Her mind is reeling; I can see it in the slight widening of her eyes, the way her lips part as if to ask a question she doesn't know how to form. Before she can regain her footing and press for answers, Nyssa turns our attention elsewhere. She points to a small, unassuming display set apart from the others.
“What is that, my lord?”
It’s a simple object, a silver disc no larger than my palm, round like a belt buckle. Runes I know intimately are etched into its surface, the deep crevices filled with a dark red enamel that looks like dried blood. In the center, the three-headed serpent of the old Salem family crest rests, seemingly inert. The memory of the first time my fingers brushed against it, the cold shock that jolted through me, hits with an almost physical force.
“Dayn,” Esme whispers, her voice barely audible. “What is this?”

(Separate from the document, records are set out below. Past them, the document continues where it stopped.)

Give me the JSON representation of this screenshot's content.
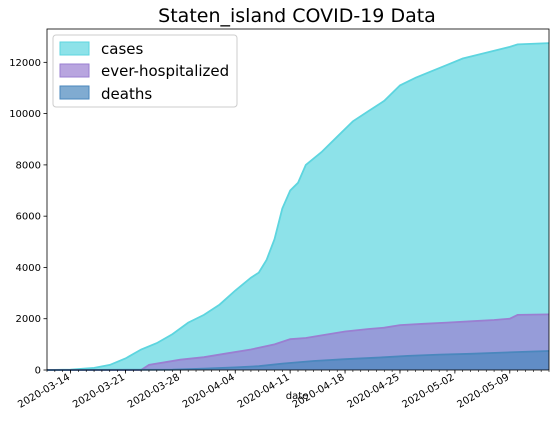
{
  "chart_data": {
    "type": "area",
    "title": "Staten_island COVID-19 Data",
    "xlabel": "date",
    "ylabel": "",
    "x_start": "2020-03-11",
    "x_end": "2020-05-14",
    "ylim": [
      0,
      13300
    ],
    "y_ticks": [
      0,
      2000,
      4000,
      6000,
      8000,
      10000,
      12000
    ],
    "x_ticks": [
      "2020-03-14",
      "2020-03-21",
      "2020-03-28",
      "2020-04-04",
      "2020-04-11",
      "2020-04-18",
      "2020-04-25",
      "2020-05-02",
      "2020-05-09"
    ],
    "legend_position": "top-left",
    "stacked": false,
    "series": [
      {
        "name": "cases",
        "color": "#5dd5df",
        "points": [
          [
            "2020-03-11",
            0
          ],
          [
            "2020-03-14",
            10
          ],
          [
            "2020-03-17",
            80
          ],
          [
            "2020-03-19",
            200
          ],
          [
            "2020-03-21",
            450
          ],
          [
            "2020-03-23",
            800
          ],
          [
            "2020-03-25",
            1050
          ],
          [
            "2020-03-27",
            1400
          ],
          [
            "2020-03-29",
            1850
          ],
          [
            "2020-03-31",
            2150
          ],
          [
            "2020-04-02",
            2550
          ],
          [
            "2020-04-04",
            3100
          ],
          [
            "2020-04-06",
            3600
          ],
          [
            "2020-04-07",
            3800
          ],
          [
            "2020-04-08",
            4300
          ],
          [
            "2020-04-09",
            5100
          ],
          [
            "2020-04-10",
            6300
          ],
          [
            "2020-04-11",
            7000
          ],
          [
            "2020-04-12",
            7300
          ],
          [
            "2020-04-13",
            8000
          ],
          [
            "2020-04-15",
            8500
          ],
          [
            "2020-04-17",
            9100
          ],
          [
            "2020-04-19",
            9700
          ],
          [
            "2020-04-21",
            10100
          ],
          [
            "2020-04-23",
            10500
          ],
          [
            "2020-04-25",
            11100
          ],
          [
            "2020-04-27",
            11400
          ],
          [
            "2020-04-29",
            11650
          ],
          [
            "2020-05-01",
            11900
          ],
          [
            "2020-05-03",
            12150
          ],
          [
            "2020-05-05",
            12300
          ],
          [
            "2020-05-07",
            12450
          ],
          [
            "2020-05-09",
            12600
          ],
          [
            "2020-05-10",
            12700
          ],
          [
            "2020-05-14",
            12750
          ]
        ]
      },
      {
        "name": "ever-hospitalized",
        "color": "#9a7fd1",
        "points": [
          [
            "2020-03-11",
            0
          ],
          [
            "2020-03-23",
            0
          ],
          [
            "2020-03-24",
            200
          ],
          [
            "2020-03-26",
            300
          ],
          [
            "2020-03-28",
            400
          ],
          [
            "2020-03-31",
            500
          ],
          [
            "2020-04-03",
            650
          ],
          [
            "2020-04-06",
            800
          ],
          [
            "2020-04-09",
            1000
          ],
          [
            "2020-04-11",
            1200
          ],
          [
            "2020-04-13",
            1250
          ],
          [
            "2020-04-15",
            1350
          ],
          [
            "2020-04-18",
            1500
          ],
          [
            "2020-04-21",
            1600
          ],
          [
            "2020-04-23",
            1650
          ],
          [
            "2020-04-25",
            1750
          ],
          [
            "2020-04-28",
            1800
          ],
          [
            "2020-05-01",
            1850
          ],
          [
            "2020-05-04",
            1900
          ],
          [
            "2020-05-07",
            1950
          ],
          [
            "2020-05-09",
            2000
          ],
          [
            "2020-05-10",
            2150
          ],
          [
            "2020-05-14",
            2170
          ]
        ]
      },
      {
        "name": "deaths",
        "color": "#4a87bd",
        "points": [
          [
            "2020-03-11",
            0
          ],
          [
            "2020-03-27",
            10
          ],
          [
            "2020-03-31",
            50
          ],
          [
            "2020-04-04",
            100
          ],
          [
            "2020-04-07",
            150
          ],
          [
            "2020-04-10",
            250
          ],
          [
            "2020-04-14",
            350
          ],
          [
            "2020-04-18",
            420
          ],
          [
            "2020-04-22",
            480
          ],
          [
            "2020-04-26",
            550
          ],
          [
            "2020-04-30",
            600
          ],
          [
            "2020-05-04",
            630
          ],
          [
            "2020-05-08",
            680
          ],
          [
            "2020-05-12",
            720
          ],
          [
            "2020-05-14",
            740
          ]
        ]
      }
    ]
  }
}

“Just a keepsake,” I reply.
“A keepsake?”
“It’s from a belt buckle worn by Arturius Salem, the youngest of the Salem sons who fought in the Blood Wars. It bears no real use or significance,” I lie, a cold knot tightening in my chest. “I convinced my father to preserve it as a museum artifact. To the dragons of old, it serves as a reminder of how far one is willing to go for victory. To the dragons of youth, it’s meant as a warning.”
“A warning of what, my lord?” Nyssa asks, her brow furrowed with earnest curiosity.
“A warning of what will happen if we do not learn from our past mistakes,” I say, my gaze sweeping over both of them, a prince delivering a sermon. “Alliances were what kept the balance in the world above. When alliances broke, blood was shed, lives were lost, and we ended up in Draethys, confined to the bowels of the earth for our survival.”
Esme never takes her eyes off me. Her focus is sharp and piercing. I’m well aware that she has picked up on the subtle tells—the slight stiffness in my shoulders, the way my words are too perfectly measured. She knows I’m not being entirely truthful with regard to the buckle. She keeps her lips pressed in a tight line, a single vein throbbing in the pale skin of her neck, a frantic, tiny pulse I suddenly long to feel against my tongue.
I move to the adjacent display, a deliberate shift of my body to distract attention. “And that’s my personal ceremonial sword,” I say, my voice steady, betraying none of the turmoil her focus on the buckle has stirred. The steel blade rests on a bed of dark velvet, runes of enhancement a silver river down its center. “I used it for the peace treaty signing, among other important occasions.”
“Which peace treaty?” she replies. “No, wait, it doesn’t matter. You probably ended up breaking all of them anyway.”
Nyssa, ever the loyal subject, frowns. “I thought it was the darkbloods who betrayed the dragons at the Battle of Emerald Hill.”
“Emerald Hill?” Esme repeats, her head snapping toward Nyssa. “No. The dragons turned their fire on us instead of the clearbloods.”